What will be in it? As Yahoo reports: Supplemental unemployment payments – though they are expected to come in at $400 a week rather than the $600 out-of-work individuals received through the end of July, another round of funding for the PPP, perhaps an additional stimulus check for individuals (though exactly who would receive it and how big it is likely to be is unclear), as well as some help for state and local governments. Is it possible the much-needed stimulus will come through before Biden takes office? Unlikely.
A Coronavirus Vaccine On The Horizon
Of course, all of these measures are attacking the symptoms, not the problem. The problem is the virus.
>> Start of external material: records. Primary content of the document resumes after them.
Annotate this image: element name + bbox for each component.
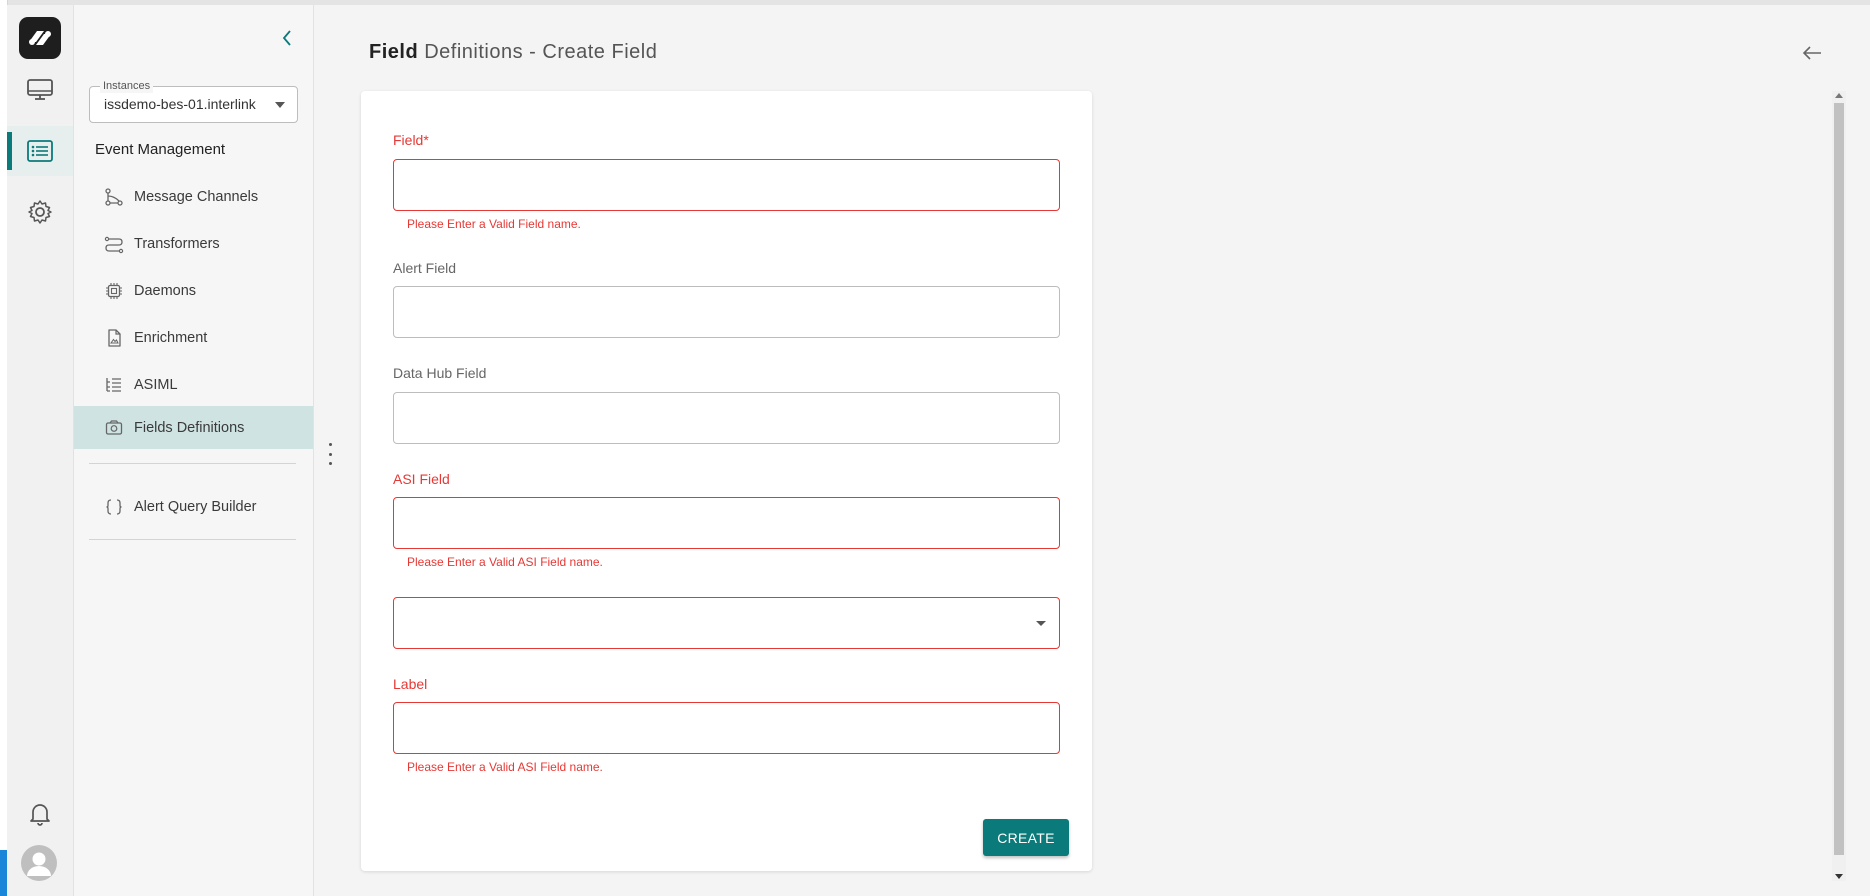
- label-input[interactable]: [393, 702, 1060, 754]
- chevron-down-icon: [275, 102, 285, 108]
- instances-value: issdemo-bes-01.interlink: [104, 96, 256, 112]
- field-input[interactable]: [393, 159, 1060, 211]
- avatar[interactable]: [21, 845, 57, 881]
- fields-icon: [104, 418, 124, 438]
- page-title-bold: Field: [369, 41, 419, 63]
- sidebar-item-asiml[interactable]: ASIML: [74, 363, 313, 406]
- scrollbar[interactable]: [1832, 91, 1846, 881]
- rail-monitor-button[interactable]: [7, 65, 73, 115]
- braces-icon: [104, 497, 124, 517]
- app-logo[interactable]: [19, 17, 61, 59]
- sidebar-item-transformers[interactable]: Transformers: [74, 222, 313, 265]
- sidebar-item-label: Fields Definitions: [134, 419, 245, 436]
- page-title-rest: Definitions - Create Field: [424, 41, 658, 63]
- alert-field-label: Alert Field: [393, 260, 457, 276]
- alert-field-input[interactable]: [393, 286, 1060, 338]
- sidebar-item-alert-query-builder[interactable]: Alert Query Builder: [74, 485, 313, 528]
- sidebar-item-enrichment[interactable]: Enrichment: [74, 316, 313, 359]
- sidebar-item-label: Transformers: [134, 235, 220, 252]
- scroll-down-icon[interactable]: [1835, 874, 1843, 879]
- sidebar-divider: [89, 463, 296, 464]
- list-icon: [27, 140, 53, 162]
- avatar-icon: [27, 852, 51, 876]
- section-title-event-management: Event Management: [95, 141, 226, 158]
- field-label: Field*: [393, 132, 429, 148]
- chip-icon: [104, 281, 124, 301]
- logo-icon: [29, 31, 51, 45]
- data-hub-field-label: Data Hub Field: [393, 365, 487, 381]
- data-hub-field-input[interactable]: [393, 392, 1060, 444]
- create-button[interactable]: CREATE: [983, 819, 1069, 856]
- notifications-button[interactable]: [7, 789, 73, 839]
- label-label: Label: [393, 676, 428, 692]
- sidebar-item-label: Enrichment: [134, 329, 208, 346]
- field-error: Please Enter a Valid Field name.: [407, 217, 581, 231]
- collapse-sidebar-button[interactable]: [272, 23, 302, 53]
- instances-label: Instances: [100, 79, 154, 93]
- sidebar-item-label: Alert Query Builder: [134, 498, 257, 515]
- asi-field-error: Please Enter a Valid ASI Field name.: [407, 555, 603, 569]
- back-button[interactable]: [1798, 40, 1826, 66]
- bell-icon: [30, 804, 50, 826]
- instances-select[interactable]: Instances issdemo-bes-01.interlink: [89, 79, 298, 123]
- icon-rail: [7, 5, 74, 896]
- chevron-left-icon: [282, 30, 291, 46]
- sidebar-item-label: Message Channels: [134, 188, 259, 205]
- rail-settings-button[interactable]: [7, 187, 73, 237]
- sidebar-item-message-channels[interactable]: Message Channels: [74, 175, 313, 218]
- taskbar-fragment: [0, 850, 7, 896]
- gear-icon: [28, 200, 52, 224]
- asi-field-input[interactable]: [393, 497, 1060, 549]
- scrollbar-thumb[interactable]: [1834, 103, 1844, 855]
- list-tree-icon: [104, 375, 124, 395]
- sidebar-item-label: Daemons: [134, 282, 197, 299]
- label-error: Please Enter a Valid ASI Field name.: [407, 760, 603, 774]
- sidebar-item-daemons[interactable]: Daemons: [74, 269, 313, 312]
- create-field-form: Field* Please Enter a Valid Field name. …: [361, 91, 1092, 871]
- scroll-up-icon[interactable]: [1835, 93, 1843, 98]
- page-title: Field Definitions - Create Field: [369, 41, 657, 64]
- chevron-down-icon: [1036, 621, 1046, 626]
- sidebar-resize-handle[interactable]: [325, 443, 335, 465]
- asi-field-label: ASI Field: [393, 471, 450, 487]
- arrow-left-icon: [1802, 46, 1821, 60]
- type-select[interactable]: [393, 597, 1060, 649]
- sidebar: Instances issdemo-bes-01.interlink Event…: [74, 5, 314, 896]
- message-channels-icon: [104, 187, 124, 207]
- transformers-icon: [104, 234, 124, 254]
- sidebar-divider: [89, 539, 296, 540]
- document-icon: [104, 328, 124, 348]
- sidebar-item-label: ASIML: [134, 376, 178, 393]
- monitor-icon: [27, 79, 53, 100]
- sidebar-item-fields-definitions[interactable]: Fields Definitions: [74, 406, 313, 449]
- rail-list-button[interactable]: [7, 126, 73, 176]
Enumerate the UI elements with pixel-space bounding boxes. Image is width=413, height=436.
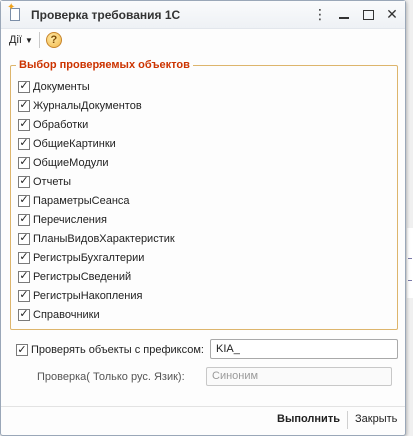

Yesterday morning, Pfizer and German firm BioNTech SE announced that the vaccine they’re currently testing was more than 90% effective in preventing infections in their tens of thousands of volunteers. This better-than-expected news (on NBC Today, Dr. Ashish Jha, dean of the Brown University School of Public Health, said he was expecting 70% percent effectiveness) combined with the fact that the election has been called, sent not just Pfizer stock – but the whole market to record highs. Although, over on CNBC former FDA Commissioner Dr. Scott Gottlieb, a Pfizer board member, cautioned that the hardest stretch of the virus may be right in front of us as we head into the winter months. He called for continued vigilance to “continue to do everything we can to protect people who are vulnerable to this virus.”
And while we’re talking about markets soaring (just while I’ve been writing, they’ve dropped about 300 points), we have a welcome – and needed – reminder from Michelle Singletary of The Washington Post that the continued volatility we’ve seen throughout the pandemic isn’t likely to go away soon. Why? Because not all the news is good. Unemployment is still shockingly high. (“The number of the long-term unemployed – people who have been jobless for 27 weeks or more – increased by 1.2 million to 3.6 million,” in the latest jobs report, she points out.) There are concerns about additional layoffs, the expiration of eviction moratoriums, and rising healthcare costs. For 401(k) and other retirement savers, this is a call to make sure that your retirement funds are appropriately invested for your age and risk tolerance. And if you have money in stocks that you need in the next couple of years, you should be thinking about moving some of it to safer havens.
Tell Me Something I Don’t Know
It will come to no surprise to those of you who have been reading this newsletter for a while that I consider myself a really good shopper. My latest score? These super comfy Nisolo Chelsea boots for $100 on Amazon, while they’re still $200 on the Nisolo.com site. (Yes, I bought two colors. Don’t judge.) So, when a shopping story has something new to teach me I listen up. This weekend, the Wall Street Journal’s Jacob Gallagher schooled me in proxy shopping, which is a) a way to get better deals abroad than you can here, as well as help with shipping and b) a way to get access to items that aren’t traditionally sold in the US. (If you’re still confused after reading, this CNTraveler story may help.) He also has some helpful tips on how to set up searches on resale sites like TheRealReal and eBay so you don’t have to start from scratch every time you sign on to find, say, those vintage Levi’s you’re kicking yourself for tossing after college… Ahhh, the 80s.